Last week, US President Donald Trump announced “powerful and deadly” strikes against the terrorists in the north-west region.
Trump said in a Truth Social post that the military conducted “multiple strikes” but did not elaborate.
“MERRY CHRISTMAS to all, including the dead Terrorists, of which there will be many more if their slaughter of Christians continues,” Trump posted to social media.
The U.S. Africa Command (AFRICOM) said multiple people, whom it said were Islamic State terrorists, were killed in strikes in Sokoto state, which is in the northwestern part of the country bordering Niger and has become a hot spot for a resurgence in violent extremism and the kidnapping of schoolchildren.
The Pentagon said Thursday that the Nigerian government approved the strikes and worked with the United States to carry them out.
On Friday, Foreign Affairs Minister Yusuf Tuggar told Channels Television that Nigeria provided intelligence to the U.S. for the strikes and that he had spoken with Secretary of State Marco Rubio twice in the lead-up, including in one call that lasted 19 minutes.
“This is what we’ve always been hoping for — to work with the Americans, work with other countries to combat terrorism,” he said.
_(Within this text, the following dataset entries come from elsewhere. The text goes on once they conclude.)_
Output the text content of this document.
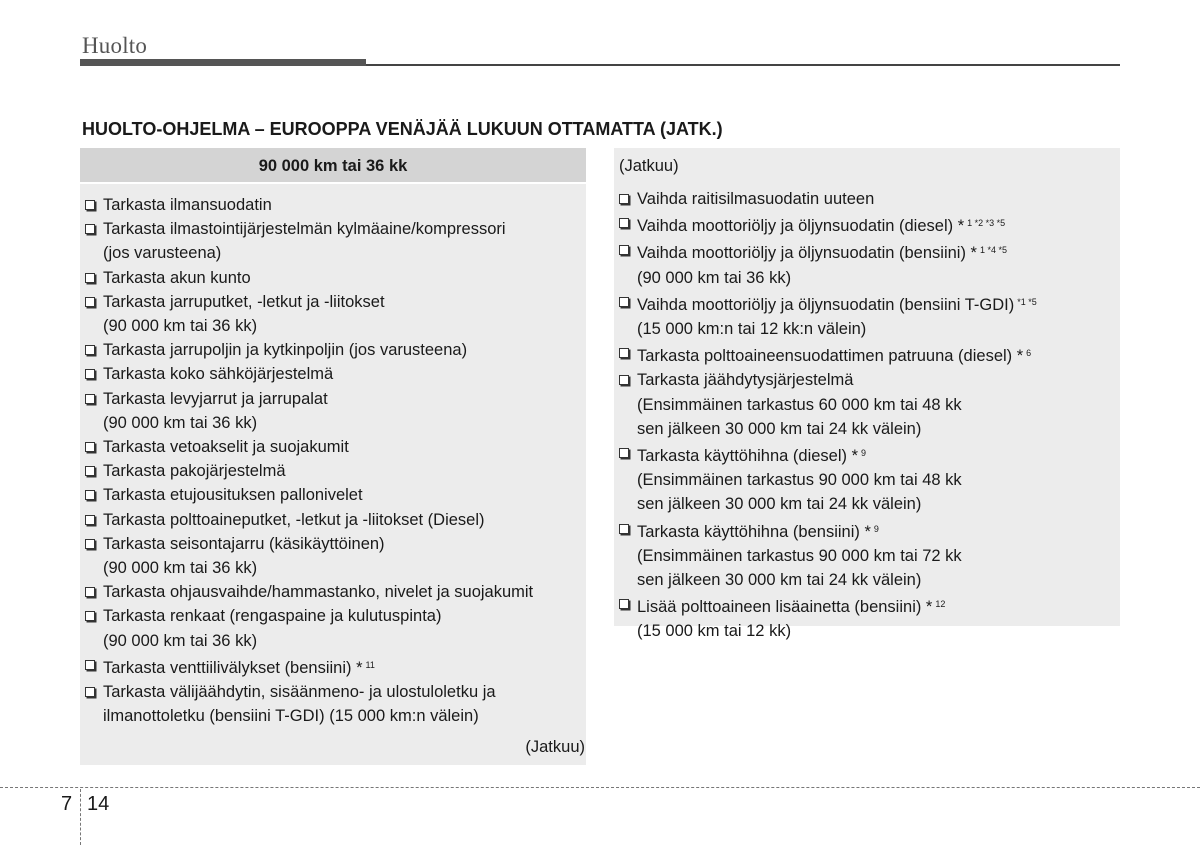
Huolto
HUOLTO-OHJELMA – EUROOPPA VENÄJÄÄ LUKUUN OTTAMATTA (JATK.)
90 000 km tai 36 kk
Tarkasta ilmansuodatin
Tarkasta ilmastointijärjestelmän kylmäaine/kompressori
(jos varusteena)
Tarkasta akun kunto
Tarkasta jarruputket, -letkut ja -liitokset
(90 000 km tai 36 kk)
Tarkasta jarrupoljin ja kytkinpoljin (jos varusteena)
Tarkasta koko sähköjärjestelmä
Tarkasta levyjarrut ja jarrupalat
(90 000 km tai 36 kk)
Tarkasta vetoakselit ja suojakumit
Tarkasta pakojärjestelmä
Tarkasta etujousituksen pallonivelet
Tarkasta polttoaineputket, -letkut ja -liitokset (Diesel)
Tarkasta seisontajarru (käsikäyttöinen)
(90 000 km tai 36 kk)
Tarkasta ohjausvaihde/hammastanko, nivelet ja suojakumit
Tarkasta renkaat (rengaspaine ja kulutuspinta)
(90 000 km tai 36 kk)
Tarkasta venttiilivälykset (bensiini) * $^{11}$
Tarkasta välijäähdytin, sisäänmeno- ja ulostuloletku ja
ilmanottoletku (bensiini T-GDI) (15 000 km:n välein)
(Jatkuu)
(Jatkuu)
Vaihda raitisilmasuodatin uuteen
Vaihda moottoriöljy ja öljynsuodatin (diesel) * $^{1 *2 *3 *5}$
Vaihda moottoriöljy ja öljynsuodatin (bensiini) * $^{1 *4 *5}$
(90 000 km tai 36 kk)
Vaihda moottoriöljy ja öljynsuodatin (bensiini T-GDI) $^{*1 *5}$
(15 000 km:n tai 12 kk:n välein)
Tarkasta polttoaineensuodattimen patruuna (diesel) * $^6$
Tarkasta jäähdytysjärjestelmä
(Ensimmäinen tarkastus 60 000 km tai 48 kk
sen jälkeen 30 000 km tai 24 kk välein)
Tarkasta käyttöhihna (diesel) * $^9$
(Ensimmäinen tarkastus 90 000 km tai 48 kk
sen jälkeen 30 000 km tai 24 kk välein)
Tarkasta käyttöhihna (bensiini) * $^9$
(Ensimmäinen tarkastus 90 000 km tai 72 kk
sen jälkeen 30 000 km tai 24 kk välein)
Lisää polttoaineen lisäainetta (bensiini) * $^{12}$
(15 000 km tai 12 kk)
7 14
But in several media interviews after the strikes, he pushed back on the framing of the country’s security issues as being about religion.
Referring to his discussion with Rubio, he said it was agreed that statements by the two governments “would show clearly that it is a strike against terrorism … and that it is not to do with religion, but is to do with protecting Nigerians and innocent lives.”
“When you try to reduce it to just say, ‘Oh, no, it’s Muslims killing Christians in Nigeria,’ you see how you can get it completely wrong. It’s a regional conflict,” he added.
Trump had placed Nigeria as a country of particular concern over what he described as the mass killing of Christians. He thereafter threatened military action in the West African nation.